Hong Kong Stock Exchange wants existing regulations to be applied to blockchain

The Hong Kong Exchange & Clearing, or HKEX, wants existing regulations to be applied to blockchain firms, according to a report published on October 19.

The comprehensive report discussed various practical applications (and the limits) of blockchain technology in finance, more specifically in securities trading and settlement.

The HKEX believed how applying securities laws and principles to blockchain and cryptocurrency sector would help ensure regulatory consistency and prevent arbitrage.

The report also discusses the use of artificial intelligence in such areas as robo-advisory and how such novel technologies are transforming finance, especially when it came to asset management.

As the report said:

“The consistency principle means that financial businesses of the same nature should be subject to the same regulation. Financial services, be they offered in a virtual or real environment, should be governed by the same legal framework.
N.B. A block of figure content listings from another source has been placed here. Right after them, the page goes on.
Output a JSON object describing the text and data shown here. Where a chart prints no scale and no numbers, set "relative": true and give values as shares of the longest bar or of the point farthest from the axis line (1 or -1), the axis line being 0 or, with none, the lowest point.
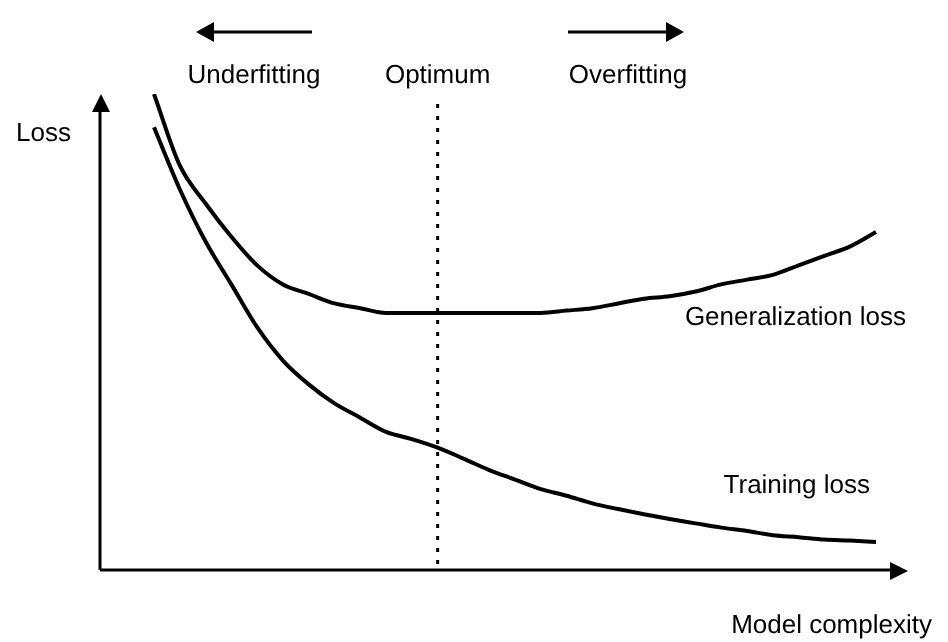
{
  "chart_data": {
    "type": "line",
    "relative": true,
    "xlabel": "Model complexity",
    "ylabel": "Loss",
    "legend": false,
    "marker": "none",
    "categories": [
      null,
      null,
      null,
      null,
      null,
      null,
      null,
      null,
      null,
      null,
      null,
      null,
      null,
      null,
      null,
      null,
      null,
      null,
      null,
      null,
      null,
      null,
      null,
      null,
      null,
      null,
      null,
      null,
      null
    ],
    "series": [
      {
        "name": "Generalization loss",
        "color": "#000000",
        "values": [
          1.0,
          0.85,
          0.77,
          0.7,
          0.64,
          0.6,
          0.58,
          0.56,
          0.55,
          0.54,
          0.54,
          0.54,
          0.54,
          0.54,
          0.54,
          0.54,
          0.545,
          0.55,
          0.56,
          0.57,
          0.575,
          0.585,
          0.6,
          0.61,
          0.62,
          0.64,
          0.66,
          0.68,
          0.71
        ]
      },
      {
        "name": "Training loss",
        "color": "#000000",
        "values": [
          0.93,
          0.8,
          0.69,
          0.6,
          0.51,
          0.44,
          0.39,
          0.35,
          0.32,
          0.29,
          0.275,
          0.257,
          0.234,
          0.21,
          0.19,
          0.17,
          0.156,
          0.14,
          0.128,
          0.117,
          0.107,
          0.098,
          0.089,
          0.082,
          0.073,
          0.069,
          0.064,
          0.062,
          0.059
        ]
      }
    ],
    "annotations": [
      "Underfitting",
      "Optimum",
      "Overfitting"
    ]
  }
}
This will ensure fair competition and prevent regulatory arbitrage.”

Hong Kong’s bourse also recommends that the regulatory framework should also be continuously upgraded given the shapeshifting nature of new technologies and to avoid any regulatory gaps.
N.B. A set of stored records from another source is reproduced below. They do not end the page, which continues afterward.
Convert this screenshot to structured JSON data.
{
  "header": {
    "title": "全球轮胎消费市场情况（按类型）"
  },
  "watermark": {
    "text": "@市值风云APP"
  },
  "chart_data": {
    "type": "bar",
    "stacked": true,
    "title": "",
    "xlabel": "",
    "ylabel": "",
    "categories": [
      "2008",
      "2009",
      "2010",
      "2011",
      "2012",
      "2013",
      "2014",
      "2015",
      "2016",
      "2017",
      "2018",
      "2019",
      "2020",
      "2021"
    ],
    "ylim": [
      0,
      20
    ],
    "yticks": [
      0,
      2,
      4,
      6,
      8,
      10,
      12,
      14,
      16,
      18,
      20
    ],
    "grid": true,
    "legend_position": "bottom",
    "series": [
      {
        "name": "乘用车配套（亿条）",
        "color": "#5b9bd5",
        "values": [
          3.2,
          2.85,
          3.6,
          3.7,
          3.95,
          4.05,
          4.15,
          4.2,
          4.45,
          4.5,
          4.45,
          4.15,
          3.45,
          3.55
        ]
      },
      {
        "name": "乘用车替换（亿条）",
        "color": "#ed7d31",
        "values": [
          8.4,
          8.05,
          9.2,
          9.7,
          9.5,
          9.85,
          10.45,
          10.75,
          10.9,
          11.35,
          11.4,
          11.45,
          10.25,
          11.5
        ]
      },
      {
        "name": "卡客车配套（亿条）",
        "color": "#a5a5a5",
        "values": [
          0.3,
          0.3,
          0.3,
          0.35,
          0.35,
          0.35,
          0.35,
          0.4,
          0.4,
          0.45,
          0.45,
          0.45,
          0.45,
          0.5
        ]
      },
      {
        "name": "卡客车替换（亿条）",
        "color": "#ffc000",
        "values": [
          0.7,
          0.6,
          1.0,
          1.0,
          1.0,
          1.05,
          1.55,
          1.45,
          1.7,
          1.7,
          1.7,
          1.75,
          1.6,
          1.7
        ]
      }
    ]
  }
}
The HKEX, which is reportedly experimenting with its own blockchain application in partnership with Australian Exchange, or ASX, also recommends the use of artificial intelligence, machine learning and Big Data in market supervision.

The report also discusses at length the so-called regulatory sandboxes rolled out in various jurisdictions for financial technology startups and recommends the scope of these companies to be expanded to include firms from various sectors and sub-sectors to finance.

So far, the majority of the participants in the so-called sandboxes have been from the banking industry. HKEX consistently ranks, along with New York and London bourses, to be amongst the world’s top three exchanges.